Neither, it stands to reason, does Jessica Rabbit. She tells Eddie Valiant, “You don’t know how hard it is being a woman looking the way I do.” She may use her overwhelming sensuality to her advantage (both in her occupation as a lounge singer and to get help with her husband’s legal troubles), but she’s a cartoon woman in 1947, and her resources are limited.

She may not even be flirtatious by choice–the movie makes it clear that toons answer to different laws of physics than humans do. Roger states that he can only do what is funny, so perhaps Jessica can only do what is sexy. But the restraints of their nature didn’t stop them from falling in love and remaining faithful to one another, which is really the heart of why Who Framed Roger Rabbit is one of my favorite movies, and also why I feel the need to defend Jessica Rabbit.

My husband has said many times that the song “Rescue” by Eve 6 reminds him of the beginning of our relationship. This song contains the line “Like Jessica Rabbit, she collects bad habits, gets her drinks for free,” which compels me to ask what Jessica Rabbit and I could possibly have in common, other than a taste for somewhat goofy men. My husband just rolls his eyes and tells me I’m taking the song too literally, which is, of course, true. It’s that same tendency towards the literal that makes me ask, “What do they mean, Jessica Rabbit collects bad habits?”

Think about it. Jessica is established in pop culture as a woman whose reputation precedes her, but what has she ever done to warrant that reputation? In the course of the movie, the only morally questionable thing she does is pose for patty cake pictures, and we soon learn that she was blackmailed into that. She truly loves her husband, and remains fiercely loyal to him (she does hit him on the head with a frying pan at one point, but it’s for his protection).

Jessica’s signature line is “I’m not bad, I’m just drawn that way.” It’s my opinion that the line is less of a joke than an honest statement. Her sad tone of voice makes it clear that she’s resigned herself to the hard truth that female sexuality is seen as mainstream society as “bad.” What she’s referring to, specifically, is Eddie Valiant’s assumption that she must be a slut. From the moment Eddie lays eyes on her, he assumes that she’s guilty of adultery, that a woman like her couldn’t possibly be satisfied by Roger Rabbit. He figures the marriage must be a joke to her, like it is to everyone else. But Eddie is wrong. As soon as they meet face to face, Jessica makes it clear that she loves her husband. It was out of concern for his career that she allowed herself to be blackmailed, and now that Roger’s being accused of murder, she’ll do anything to clear his name.

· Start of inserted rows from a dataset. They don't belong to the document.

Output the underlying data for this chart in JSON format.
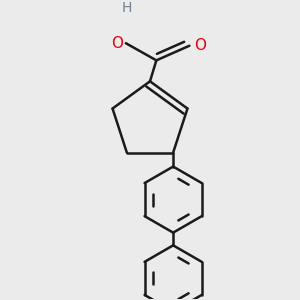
{
  "background_color": "#ebebeb",
  "bond_color": "#1a1a1a",
  "o_color": "#e8000d",
  "h_color": "#708090",
  "line_width": 1.8,
  "figsize": [
    3.0,
    3.0
  ],
  "dpi": 100,
  "xlim": [
    -1.2,
    1.2
  ],
  "ylim": [
    -2.8,
    1.6
  ]
}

Ultimately, Jessica Rabbit is just one more woman being pigeonholed and stereotyped due to her appearance. Her problem is exacerbated by the fact that she is the product of someone’s drawing, giving her even less control over her appearance than the average woman. Given the fact that she wears the rather impractical evening gown throughout the entire film, I have to wonder if she’s even able to change clothes. If nothing else, it can’t be easy to find toon clothing to fit her measurements.

The husband and wife pair share little screen time, bringing dramatic effect to the final scenes, where Jessica showers her husband with kisses and compliments. They walk into the sunset together, and Jessica promises to bake Roger a carrot cake when they get home, fully rounding out her role as the perfect wife. Hope is restored among all the men in the audience, that one day the perfect woman will love them because they make her laugh.

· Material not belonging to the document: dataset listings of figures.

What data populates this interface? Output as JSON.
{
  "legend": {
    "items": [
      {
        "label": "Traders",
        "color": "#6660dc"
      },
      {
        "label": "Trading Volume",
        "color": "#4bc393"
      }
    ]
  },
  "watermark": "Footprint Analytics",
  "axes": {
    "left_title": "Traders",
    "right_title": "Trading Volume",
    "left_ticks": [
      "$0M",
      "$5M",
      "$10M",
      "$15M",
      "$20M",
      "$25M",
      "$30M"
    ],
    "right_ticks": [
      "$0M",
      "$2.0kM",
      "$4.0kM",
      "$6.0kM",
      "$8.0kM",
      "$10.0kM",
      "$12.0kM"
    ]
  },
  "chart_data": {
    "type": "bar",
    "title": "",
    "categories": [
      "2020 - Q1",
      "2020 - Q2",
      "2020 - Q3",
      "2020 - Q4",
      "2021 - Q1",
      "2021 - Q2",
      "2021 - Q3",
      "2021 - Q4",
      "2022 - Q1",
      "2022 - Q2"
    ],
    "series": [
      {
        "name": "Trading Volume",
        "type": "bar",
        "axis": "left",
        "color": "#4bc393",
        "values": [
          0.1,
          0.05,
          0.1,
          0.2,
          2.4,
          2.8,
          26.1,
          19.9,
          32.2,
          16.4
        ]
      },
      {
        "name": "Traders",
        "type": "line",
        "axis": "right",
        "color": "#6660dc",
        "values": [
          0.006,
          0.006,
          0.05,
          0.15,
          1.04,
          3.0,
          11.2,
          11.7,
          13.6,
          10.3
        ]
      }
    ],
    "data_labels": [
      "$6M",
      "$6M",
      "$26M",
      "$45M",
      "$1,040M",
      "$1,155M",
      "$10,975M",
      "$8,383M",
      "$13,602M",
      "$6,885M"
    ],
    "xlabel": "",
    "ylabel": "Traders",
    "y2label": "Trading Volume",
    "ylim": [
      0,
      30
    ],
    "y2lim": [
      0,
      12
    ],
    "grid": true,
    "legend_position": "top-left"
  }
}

Oddly, Kathleen Turner was uncredited for her role as the voice of Jessica Rabbit. The credits name the voice of each character who made a cameo appearance, each of the weasel henchmen, and each human bit part, but no credit appears for Jessica. Somehow, this oddity adds to her overall effect: perhaps Jessica Rabbit was never a cartoon character in a movie at all, but a force of nature, finding her own way onto the screen by sheer willpower. A woman will, after all, go to great lengths for the man she loves.